The male is strikingly golden whereas the female have more of the traditional colors of a sparrow.

Here is the female bringing some nesting material. From what I have observed it is only the males that build the nest and it is up to the females to accept or reject. I often see empty nests in a colony so obviously not all nests pass inspection. The female seem to be the one to patch up the inside if the nest.

Tuesday, August 18, 2009

Nakorn Nayok, part 3

Here is what most folks come to look for at the Military Academy, Malaysian Night Heron. Mainly crepuscular and having a preference to inside the forest as well as rare in Thailand makes it for a rare sighting. Outside of the Botanical Garden in Taipeh I don't know where to see it this easy. However it is only during a few months in the rainy season that it shows.

It feeds totally in the open in between a few stands of trees. I suppose it rely on its sight for protection. It flies off when approached openly. However, it is rather easy to fool as all one has to do is get into a 'walking blind' and move in on it.

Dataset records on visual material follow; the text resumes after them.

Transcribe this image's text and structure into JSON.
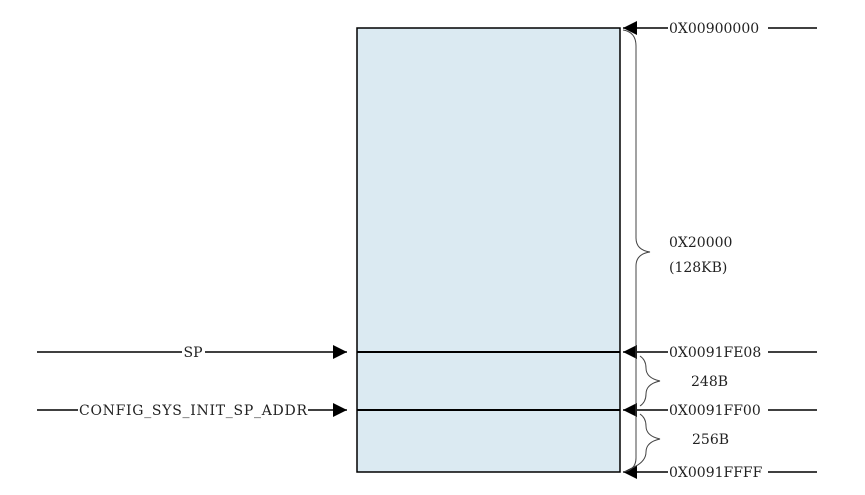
{
  "memory": {
    "fill_color": "#dbeaf2",
    "addresses": {
      "top": "0X00900000",
      "sp_line": "0X0091FE08",
      "init_line": "0X0091FF00",
      "bottom": "0X0091FFFF"
    },
    "sizes": {
      "large_size": "0X20000",
      "large_size_kb": "(128KB)",
      "small_1": "248B",
      "small_2": "256B"
    },
    "pointers": {
      "sp": "SP",
      "init_sp": "CONFIG_SYS_INIT_SP_ADDR"
    }
  }
}
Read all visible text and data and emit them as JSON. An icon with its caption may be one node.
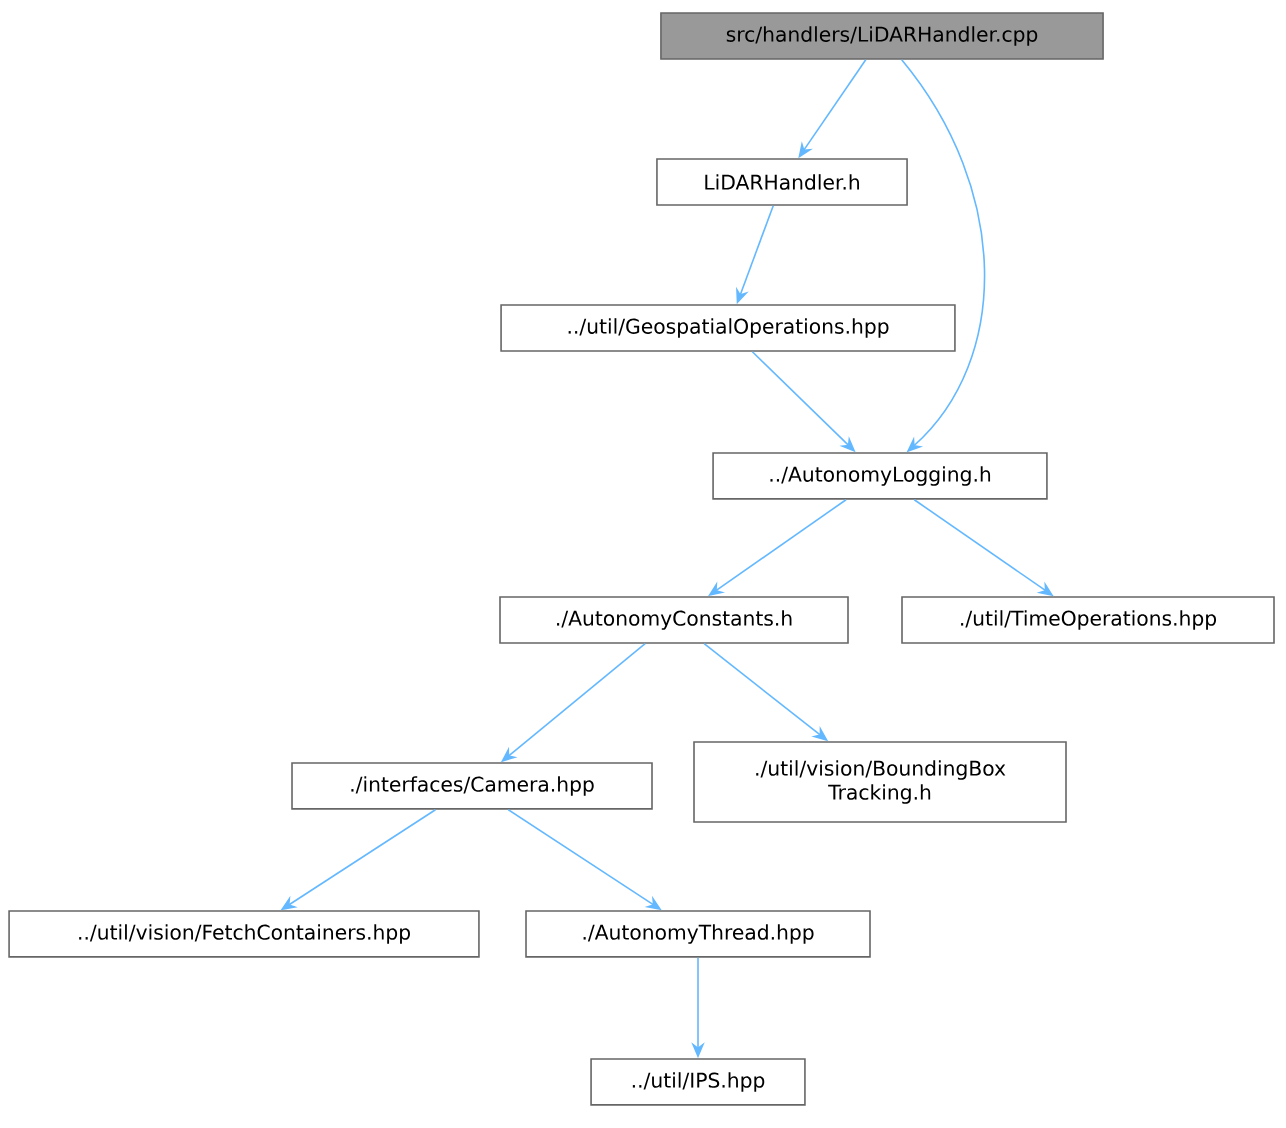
{
  "diagram": {
    "nodes": [
      {
        "text": [
          "src/handlers/LiDARHandler.cpp"
        ]
      },
      {
        "text": [
          "LiDARHandler.h"
        ]
      },
      {
        "text": [
          "../util/GeospatialOperations.hpp"
        ]
      },
      {
        "text": [
          "../AutonomyLogging.h"
        ]
      },
      {
        "text": [
          "./AutonomyConstants.h"
        ]
      },
      {
        "text": [
          "./util/TimeOperations.hpp"
        ]
      },
      {
        "text": [
          "./interfaces/Camera.hpp"
        ]
      },
      {
        "text": [
          "./util/vision/BoundingBox Tracking.h"
        ]
      },
      {
        "text": [
          "../util/vision/FetchContainers.hpp"
        ]
      },
      {
        "text": [
          "./AutonomyThread.hpp"
        ]
      },
      {
        "text": [
          "../util/IPS.hpp"
        ]
      }
    ],
    "edges": [
      {
        "from": 0,
        "to": 1,
        "arrow": "to"
      },
      {
        "from": 0,
        "to": 3,
        "arrow": "to"
      },
      {
        "from": 1,
        "to": 2,
        "arrow": "to"
      },
      {
        "from": 2,
        "to": 3,
        "arrow": "to"
      },
      {
        "from": 3,
        "to": 4,
        "arrow": "to"
      },
      {
        "from": 3,
        "to": 5,
        "arrow": "to"
      },
      {
        "from": 4,
        "to": 6,
        "arrow": "to"
      },
      {
        "from": 4,
        "to": 7,
        "arrow": "to"
      },
      {
        "from": 6,
        "to": 8,
        "arrow": "to"
      },
      {
        "from": 6,
        "to": 9,
        "arrow": "to"
      },
      {
        "from": 9,
        "to": 10,
        "arrow": "to"
      }
    ]
  }
}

It has a hunched appearance but the silhouette is conspicuous making it easy to spot once in the open.

Nakorn Nayok, part 2a

The Vinous-breasted Starling is a resident and mostly sedentary bird not encountered that often.

I remember my first sighting of this bird at a friends house in the middle of Bangkok many years ago. Boy, was I surprised. I can still go for long periods without seeing one as it isn't very numerous.
At the Military Academy there were 6 birds (biggest group I have seen) on the lawn.
Superficially resembling Black-collared Starling but easily separated by their smaller size.

This Black-collared Starling was collecting a lot of worms and I suspect it must be feeding young as well.

Nakorn Nayok, part 2

This colorful bird is quite common in a variety of open habitats. It is never easy to approach as it will fly off while flashing its blue wings glistering in the sunlight. This bird was obliging. Probably a young bird. Young birds seem to be like humans, not fully aware of the dangers in the world around them.

Another very common bird in the grasslands is the Red-wattled Lapwing. When alarmed it takes to its wings while uttering its loud song: 'dtae wae wet'

Monday, August 17, 2009

Nakorn Nayok, part 1a

The birds often call from higher up in a tree as seen here.

They also come out to sun themselves, dry their feathers, in the morning sun.

Best way to approach the birds is to remain in the car using it as a blind.

Nakorn Nayok, part 1

June-Aug is absolutely the best time for seeing Blue-winged Pittas. These birds migrate from Indonesia to breed in the wet season when there is a lot of food supply for them.

The Military Acadamy at Nakorn Nayok is located adjoining Khao Yai national park. It is a lush area with landscaped lawns, stands of trees, secondary growth and some hills with more mature forest. It is easy to get to some 80 km from where I live in Northern Bangkok.

The Pittas can be heard in their diagnostic calls all over the area. Easiest time to see them is in the early morning after a night of rain. The soil is soft and loads of worms are available. The Pittas then emerge from the thick vegetation to 'pile up' their worms for their chicks. It is interesting to observe how they sometimes put the worms down just to pick them up again. Sort of like giving themselves a break before they bring the worms to the nest.